The academy does not offer any online courses for STCW requirements. Some training providers offer courses for the security awareness level, but that’s not possible for the more in-depth coursework required for the higher-level endorsements.
“There are aspects of the VSO that actually require demonstrations of proficiency and those have to be done in residence,” Ostrander said.
The approved courses stress administrative procedures more than real-world security responses.
“Our courses focus heavily on what do you need to do to satisfy the regulations,” Ostrander said. “The folks hear about vessel security (and) they think you’re going to teach them how to repel boarders, but we’re not going to do that.”
Instead the courses concentrate on maintaining access control to vessels and facilities.
“It’s very benign and very passive,” Ostrander said. “You have to stay on top of your game and the biggest thing you have to fear probably is a Coast Guard inspection.”
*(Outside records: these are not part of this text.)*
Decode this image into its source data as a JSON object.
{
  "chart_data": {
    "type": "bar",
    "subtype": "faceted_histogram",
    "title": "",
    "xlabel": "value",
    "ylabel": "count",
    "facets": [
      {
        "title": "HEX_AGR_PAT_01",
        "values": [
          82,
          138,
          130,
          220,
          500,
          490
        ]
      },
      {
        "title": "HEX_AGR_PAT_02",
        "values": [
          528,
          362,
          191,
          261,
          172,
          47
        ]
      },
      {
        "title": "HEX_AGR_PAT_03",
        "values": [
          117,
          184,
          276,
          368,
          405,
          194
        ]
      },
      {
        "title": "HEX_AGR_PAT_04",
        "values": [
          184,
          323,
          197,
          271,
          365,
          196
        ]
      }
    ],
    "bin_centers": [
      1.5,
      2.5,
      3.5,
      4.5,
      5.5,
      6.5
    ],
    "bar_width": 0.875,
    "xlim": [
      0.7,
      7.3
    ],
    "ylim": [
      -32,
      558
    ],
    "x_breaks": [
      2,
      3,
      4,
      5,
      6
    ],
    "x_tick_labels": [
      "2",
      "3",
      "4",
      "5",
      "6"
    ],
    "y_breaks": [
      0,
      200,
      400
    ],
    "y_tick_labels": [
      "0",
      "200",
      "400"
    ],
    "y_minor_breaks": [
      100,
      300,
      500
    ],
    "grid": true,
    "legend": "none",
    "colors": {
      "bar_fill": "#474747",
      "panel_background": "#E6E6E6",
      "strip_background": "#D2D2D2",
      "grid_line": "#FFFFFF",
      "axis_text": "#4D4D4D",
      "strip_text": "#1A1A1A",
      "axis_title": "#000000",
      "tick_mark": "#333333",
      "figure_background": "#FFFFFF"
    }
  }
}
At MITAGS, the focus is on preparing mariners at all levels to be aware of potential threats.
“Part of security awareness training is, if you’re in a shipyard and somebody left a toolbox that doesn’t look like the rest of the toolboxes, what will you do?” Tuft said. “You’re going to report it and stay away from it. Don’t go open it.”
Most employers with mariners covered by the STCW requirements are taking courses well ahead of the extended deadline.
“Most of them are proactive as far as the regulatory side of the requirements, because it’s easier for them to keep up rather than try to catch up with things that have gotten past them until they get caught by an audit or inspection,” Tufts said.
At Cal Maritime, Ostrander is seeing a similar proactive approach in the industry.
“We’re seeing companies, well in advance of the regulatory mandate, have been requiring their folks to have these endorsements in order to be eligible for a contract,” Ostrander said.
Ultimately, mariners who operate internationally need to meet global requirements.
“Mariners have to be able to go to any flag state control nation and get in and out without any problems so they have to be proactive,” Tufts said.
Opting for higher levels of security endorsement can prepare a mariner to assume additional duties or move up to a higher rating.
“If they’re happy being an AB or a 3rd mate with a VPDSD, they may not want to be the security officer because they would have more responsibility depending on the fleet and the ship,” Tufts said. “But those proactive mariners that want that next position may take the higher-level endorsement to make themselves more marketable in their own company.”
Ultimately, the goal of the security endorsements is to make maritime jobs safer for the public and those in the industry.
“I think it’s great training and it can only make mariners safer and if it brings them home alive, all the better,” Tufts said.